Edit: by request, here are some more explanations:
In the first version, m_data is a vector of vectors. Each contained std::vector<int> represents a row in the triangle.
The operator() function is a syntactical helper, allowing you to access PascalTriangle objects like this:
PascalTriangle my_triangle(10);
int i = my_triangle(3, 2);
assert makes sure that your code does not operate on illegal values, e.g. a negative row count or a row index greater than the triangle. But this is just one possible error reporting mechanism. You could also use exceptions, or error return values, or the Fallible idiom (std::optional). See past Stackoverflow questions for which error reporting mechanism to use when. This is a pure software-engineering aspect and has nothing to do with maths, but as you can imagine, it's, well, very important in software :)
CalculateRow returns a std::vector<int> representing the row specified by row_index. To implement it correctly, you'll need some maths. This is what I just found on Google: http://www.mathsisfun.com/pascals-triangle.html
In order to apply the maths, you'll want to know how to calculate n! in C++. There have been a lot of past Stackoverflow questions on this, for example here: Calculating large factorials in C++
Note that with the class approach, you can easily switch to another implementation later on. (You can even take it to the extreme and switch to a specific calculation algorithm based on the triangle height, without the users of the class ever noticing anything!
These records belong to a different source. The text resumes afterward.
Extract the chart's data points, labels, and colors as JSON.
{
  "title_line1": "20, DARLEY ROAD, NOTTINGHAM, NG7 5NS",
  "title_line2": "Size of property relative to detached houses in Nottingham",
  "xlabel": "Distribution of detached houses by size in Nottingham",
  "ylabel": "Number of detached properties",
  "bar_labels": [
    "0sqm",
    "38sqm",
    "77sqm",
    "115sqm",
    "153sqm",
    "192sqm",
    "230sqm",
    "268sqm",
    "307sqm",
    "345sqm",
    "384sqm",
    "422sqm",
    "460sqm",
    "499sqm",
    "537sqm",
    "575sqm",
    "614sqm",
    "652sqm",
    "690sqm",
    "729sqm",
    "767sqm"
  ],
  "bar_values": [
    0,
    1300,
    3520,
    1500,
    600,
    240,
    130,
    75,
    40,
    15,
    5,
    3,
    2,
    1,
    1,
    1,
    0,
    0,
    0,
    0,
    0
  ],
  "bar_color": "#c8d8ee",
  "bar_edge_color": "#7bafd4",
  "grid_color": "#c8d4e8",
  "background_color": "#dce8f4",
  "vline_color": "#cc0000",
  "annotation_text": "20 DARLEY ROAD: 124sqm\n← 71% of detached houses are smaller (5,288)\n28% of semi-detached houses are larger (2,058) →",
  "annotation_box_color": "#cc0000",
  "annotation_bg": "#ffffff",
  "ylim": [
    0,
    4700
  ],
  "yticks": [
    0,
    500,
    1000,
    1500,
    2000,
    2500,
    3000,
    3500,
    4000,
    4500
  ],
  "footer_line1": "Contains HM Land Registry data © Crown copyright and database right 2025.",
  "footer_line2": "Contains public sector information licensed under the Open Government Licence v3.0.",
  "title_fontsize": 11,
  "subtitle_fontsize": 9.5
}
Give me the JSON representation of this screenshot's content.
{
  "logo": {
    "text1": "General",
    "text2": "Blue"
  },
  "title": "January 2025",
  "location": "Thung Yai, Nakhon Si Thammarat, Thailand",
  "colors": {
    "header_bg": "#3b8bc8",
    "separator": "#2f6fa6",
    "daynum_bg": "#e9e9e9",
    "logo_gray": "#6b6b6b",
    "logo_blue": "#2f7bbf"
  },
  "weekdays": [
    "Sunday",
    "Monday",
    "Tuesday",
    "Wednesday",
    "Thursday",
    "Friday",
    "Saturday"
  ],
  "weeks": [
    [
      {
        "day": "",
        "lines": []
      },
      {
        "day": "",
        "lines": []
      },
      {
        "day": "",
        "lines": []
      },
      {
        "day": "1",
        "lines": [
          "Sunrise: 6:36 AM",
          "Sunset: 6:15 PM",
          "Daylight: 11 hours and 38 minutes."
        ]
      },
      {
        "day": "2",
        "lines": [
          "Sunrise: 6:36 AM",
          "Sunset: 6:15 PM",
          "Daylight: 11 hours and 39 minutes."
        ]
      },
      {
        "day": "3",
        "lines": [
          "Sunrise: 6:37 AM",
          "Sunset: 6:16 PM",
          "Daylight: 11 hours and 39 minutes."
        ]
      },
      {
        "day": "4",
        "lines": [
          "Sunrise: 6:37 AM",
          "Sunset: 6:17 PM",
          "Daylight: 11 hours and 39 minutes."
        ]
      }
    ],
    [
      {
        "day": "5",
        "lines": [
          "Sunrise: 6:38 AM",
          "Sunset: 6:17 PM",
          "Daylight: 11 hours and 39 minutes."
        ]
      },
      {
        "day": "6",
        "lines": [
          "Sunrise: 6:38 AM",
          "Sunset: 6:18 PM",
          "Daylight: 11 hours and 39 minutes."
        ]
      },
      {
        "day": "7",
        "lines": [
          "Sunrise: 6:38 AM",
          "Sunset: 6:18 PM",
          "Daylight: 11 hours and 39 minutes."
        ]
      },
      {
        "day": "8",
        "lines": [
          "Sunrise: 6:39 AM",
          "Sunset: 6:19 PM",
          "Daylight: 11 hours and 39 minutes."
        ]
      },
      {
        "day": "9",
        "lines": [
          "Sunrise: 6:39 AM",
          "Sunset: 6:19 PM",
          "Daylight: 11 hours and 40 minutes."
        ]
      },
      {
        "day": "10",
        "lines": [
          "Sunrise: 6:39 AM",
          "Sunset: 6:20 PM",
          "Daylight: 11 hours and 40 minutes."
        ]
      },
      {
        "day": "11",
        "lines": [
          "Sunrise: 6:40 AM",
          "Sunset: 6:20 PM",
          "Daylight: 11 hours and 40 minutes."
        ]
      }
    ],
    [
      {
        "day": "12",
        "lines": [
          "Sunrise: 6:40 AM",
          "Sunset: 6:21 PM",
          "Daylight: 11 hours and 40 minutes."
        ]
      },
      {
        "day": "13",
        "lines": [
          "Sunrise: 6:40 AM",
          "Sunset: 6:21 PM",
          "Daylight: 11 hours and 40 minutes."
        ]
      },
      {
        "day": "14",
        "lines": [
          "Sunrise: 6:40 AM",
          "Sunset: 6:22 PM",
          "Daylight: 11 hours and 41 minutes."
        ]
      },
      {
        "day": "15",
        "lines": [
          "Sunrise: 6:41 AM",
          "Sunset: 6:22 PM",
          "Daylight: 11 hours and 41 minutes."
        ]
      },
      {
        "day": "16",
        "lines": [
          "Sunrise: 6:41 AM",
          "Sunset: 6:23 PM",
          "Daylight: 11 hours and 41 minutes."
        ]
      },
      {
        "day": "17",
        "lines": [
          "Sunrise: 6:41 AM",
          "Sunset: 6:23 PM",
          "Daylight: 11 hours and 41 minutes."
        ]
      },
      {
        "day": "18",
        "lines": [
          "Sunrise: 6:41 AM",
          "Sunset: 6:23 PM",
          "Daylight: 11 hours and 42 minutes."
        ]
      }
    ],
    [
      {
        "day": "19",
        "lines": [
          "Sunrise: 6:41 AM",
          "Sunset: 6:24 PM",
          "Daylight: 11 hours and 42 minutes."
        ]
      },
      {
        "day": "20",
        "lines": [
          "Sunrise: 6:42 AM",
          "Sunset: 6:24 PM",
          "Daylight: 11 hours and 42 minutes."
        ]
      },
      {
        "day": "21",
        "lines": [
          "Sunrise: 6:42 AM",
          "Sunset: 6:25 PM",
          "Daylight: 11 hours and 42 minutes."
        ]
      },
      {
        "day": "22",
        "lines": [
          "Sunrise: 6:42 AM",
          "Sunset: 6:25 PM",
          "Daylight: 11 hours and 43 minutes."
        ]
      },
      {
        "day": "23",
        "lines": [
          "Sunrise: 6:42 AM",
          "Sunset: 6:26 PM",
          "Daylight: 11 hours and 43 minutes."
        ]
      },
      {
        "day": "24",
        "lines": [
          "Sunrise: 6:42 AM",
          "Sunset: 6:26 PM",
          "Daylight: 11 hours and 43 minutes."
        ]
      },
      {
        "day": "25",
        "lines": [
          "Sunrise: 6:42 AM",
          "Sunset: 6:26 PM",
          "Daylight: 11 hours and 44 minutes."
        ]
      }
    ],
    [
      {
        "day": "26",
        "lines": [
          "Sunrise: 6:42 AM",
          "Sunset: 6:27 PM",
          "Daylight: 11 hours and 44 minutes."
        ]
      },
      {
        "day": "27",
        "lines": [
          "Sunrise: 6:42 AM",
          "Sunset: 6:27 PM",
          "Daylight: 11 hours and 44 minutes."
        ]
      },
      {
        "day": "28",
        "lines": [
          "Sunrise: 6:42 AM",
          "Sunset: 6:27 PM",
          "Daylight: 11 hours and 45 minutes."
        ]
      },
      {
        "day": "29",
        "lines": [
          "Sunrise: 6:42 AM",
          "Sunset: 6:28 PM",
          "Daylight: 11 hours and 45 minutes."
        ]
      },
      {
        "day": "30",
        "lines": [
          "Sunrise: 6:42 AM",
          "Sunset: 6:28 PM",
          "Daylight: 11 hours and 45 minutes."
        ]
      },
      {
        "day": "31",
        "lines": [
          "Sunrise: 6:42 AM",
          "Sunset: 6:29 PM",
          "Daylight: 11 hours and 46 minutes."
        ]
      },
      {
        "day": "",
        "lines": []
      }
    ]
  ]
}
See how powerful proper encapsulation can be?)
In the second version of the class, there is no permanent data storage anymore. CalculateRow is called only if and when needed, but the client of the class doesn't know this. As an additional possibly performance-improving measure, you could remember rows which you already calculated, for example by adding a private std::map<int, std::vector<int> > member variable whose int key represents the row index and whose values the rows. Every CalculateRow call would then first look if the result is already there, and add calculated ones at the end:
private mutable std::map<int, std::vector<int> > m_cache;
std::vector<int> CalculateRow(int row_index) const
{
// find the element at row_index:
std::map<int, std::vector<int> >::const_iterator cache_iter =
m_cache.find(row_index);
// is it there?
if (cache_iter != m_cache.end())
{
// return its value, no need to calculate it again:
return cache_iter->second;
}
// actual calculation of result left as an exercise :)
m_cache[row_index] = result;
return result;
}
By the way, this would also be a nice application of the new C++11 auto keyword. For example, you'd then just write auto cache_iter = m_cache.find(row_index);
And here's for another edit: I made m_cache mutable, because otherwise the thing wouldn't compile, as CalculateRow is a const member function (i.e. shouldn't change an object of the class from the client's point of view). This is a typical idiom for cache member variables.